# Do you like cold green beans?



## MostlyWater (Sep 1, 2008)

I saw a recipe for Oriental Green Beans and though I'd make it, then I saw a similar recipe, but served cold, not hot.

What do you think?


----------



## quicksilver (Sep 1, 2008)

MW, I don't know what your recipe is, but I've had a similar style cold. Yum. All other recipies, hot. Raw - the best!


----------



## sattie (Sep 1, 2008)

Cold, hot, raw... I love them all!


----------



## redkitty (Sep 3, 2008)

I'm currently eating cold green beans with portabello mushrooms and roasted red peppers!  Soooo tasty!


----------



## In the Kitchen (Sep 3, 2008)

Sure strange you bring this up!  I just started serving cold string beans to my dogs.  They love them and vet said most veggies are good for them.  They have no complaints.


----------



## blissful (Sep 8, 2008)

cooked green beans with a little onion and a vinegar and oil dressing, cold, yum.

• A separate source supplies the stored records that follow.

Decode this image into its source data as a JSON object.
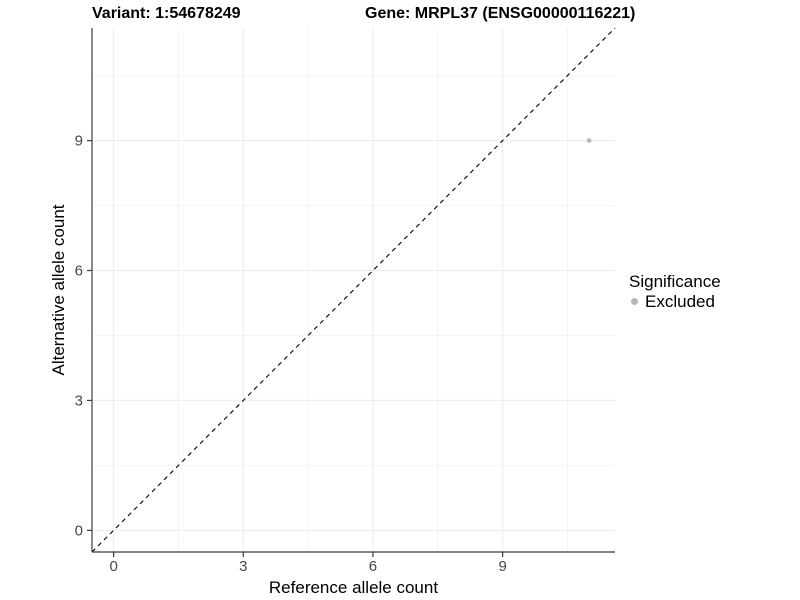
{
  "chart_data": {
    "type": "scatter",
    "title_left": "Variant: 1:54678249",
    "title_right": "Gene: MRPL37 (ENSG00000116221)",
    "xlabel": "Reference allele count",
    "ylabel": "Alternative allele count",
    "xlim": [
      -0.5,
      11.6
    ],
    "ylim": [
      -0.5,
      11.6
    ],
    "xticks": [
      0,
      3,
      6,
      9
    ],
    "yticks": [
      0,
      3,
      6,
      9
    ],
    "minor_gridlines_x": [
      1.5,
      4.5,
      7.5,
      10.5
    ],
    "minor_gridlines_y": [
      1.5,
      4.5,
      7.5,
      10.5
    ],
    "grid": "on",
    "series": [
      {
        "name": "Excluded",
        "color": "#b8b8b8",
        "points": [
          {
            "x": 11,
            "y": 9
          }
        ]
      }
    ],
    "reference_line": {
      "kind": "identity",
      "slope": 1,
      "intercept": 0,
      "linetype": "dashed",
      "color": "#000000"
    },
    "legend": {
      "title": "Significance",
      "position": "right",
      "entries": [
        {
          "label": "Excluded",
          "color": "#b8b8b8"
        }
      ]
    },
    "style": {
      "axis_line_color": "#3c3c3c",
      "tick_color": "#3c3c3c",
      "tick_label_color": "#464646",
      "grid_major_color": "#ebebeb",
      "grid_minor_color": "#f4f4f4",
      "point_radius": 2.3
    }
  }
}
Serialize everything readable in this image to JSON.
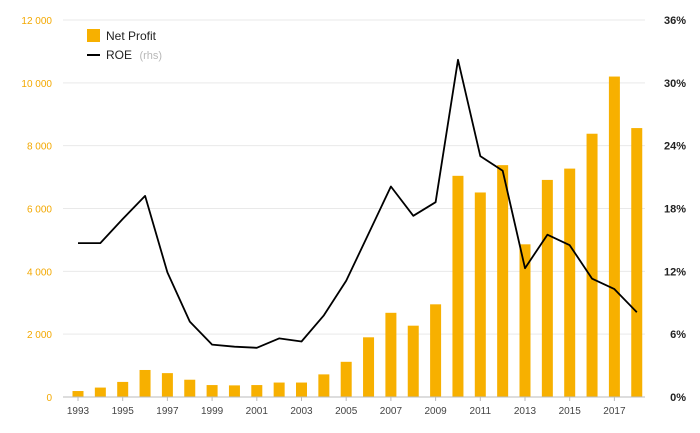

we had some fresh cooked green beans out of the garden the other night, they were heavenly.


----------



## suziquzie (Sep 8, 2008)

sure!
I make a pasta salad w/ pesto, grilled chicken, green beans and cherry tomato. 
yum!


----------



## BreezyCooking (Sep 8, 2008)

Another green bean fan here.  For cold eating enjoyment, I do like them best just crisp-tender, then tossed with a nice vinegarette-type dressing, alone or part of a nice Salad Nicoise.  They're also nice dressed with a little Amish sweet-sour dressing as well.


----------



## Jeekinz (Sep 8, 2008)

I'm kicking myself for not growing them again this year.  I love them right off the vine.

MostlyWater, if you blanch the beans first then immediately put them into an ice water bath they will stay bright green and al dente.


----------



## Jeff G. (Sep 8, 2008)

My brother has to feed his dog Green beans.  The dog is nuts for them. 

As for me, they work great in 3 bean salad..  Green beans, wax beans, red beans...  tasty.


----------



## In the Kitchen (Sep 8, 2008)

Jeff G. said:


> My brother has to feed his dog Green beans.  The dog is nuts for them.
> 
> As for me, they work great in 3 bean salad..  Green beans, wax beans, red beans...  tasty.



There are times where I think the dogs know better than people.  When someone leaves few on plate I just give them to the dogs.  They are wild about them too.  Dogs know what is good.  Question people at times.  If it hasn't got butter or seasoning don't want to eat them.  Go figure!


----------



## ChefJune (Sep 8, 2008)

I love green beans, hot, cold or in between!


----------



## kadesma (Sep 8, 2008)

We love them hot with garlic,bacon and butter, or cold with a vinaigrete and par boiled  tiny Yukon golds salt and pepper..Another favorite battered with a tempura batter and then deep fried...
kadesma


----------



## luvs (Sep 8, 2008)

i'll snack on them cold with hollandaise fer a dip.


----------



## VeraBlue (Sep 8, 2008)

Love 'em cold!


----------



## Aria (Sep 8, 2008)

*Pole Green Beans Hot then Cold*

My friend who travels to Italy yearly....gave me some Pole Beans.  SEEDS.  They grow on poles or fence (like jack in the bean stalk).  They are beautiful in the flower garden.

Boil just a little water, add the green beans...cook 7 minutes.  Drain, add EVOO, garlic and eat warm.     When they are cool...add wine vinegar, garlic and EVOO. YUMM.  Will try and post a photo of them growing in the garden, around a bird house.


----------



## Aria (Sep 9, 2008)

*Pole Green Beans Hot and Cold*

This are the Pole Beans growing in my garden


----------



## Michael in FtW (Sep 13, 2008)

MostlyWater said:


> I saw a recipe for Oriental Green Beans and though I'd make it, then I saw a similar recipe, but served cold, not hot.
> 
> What do you think?


 
I think the question really is what do *you* think? Since you didn't post a recipe, or a link to any, it's hard to tell what else besides the beans is involved. For example: if the dish calls for bacon drippings, I would prefer to eat the dish warm/hot; if the dish used ham or salt pork, I could enjoy it cold.


----------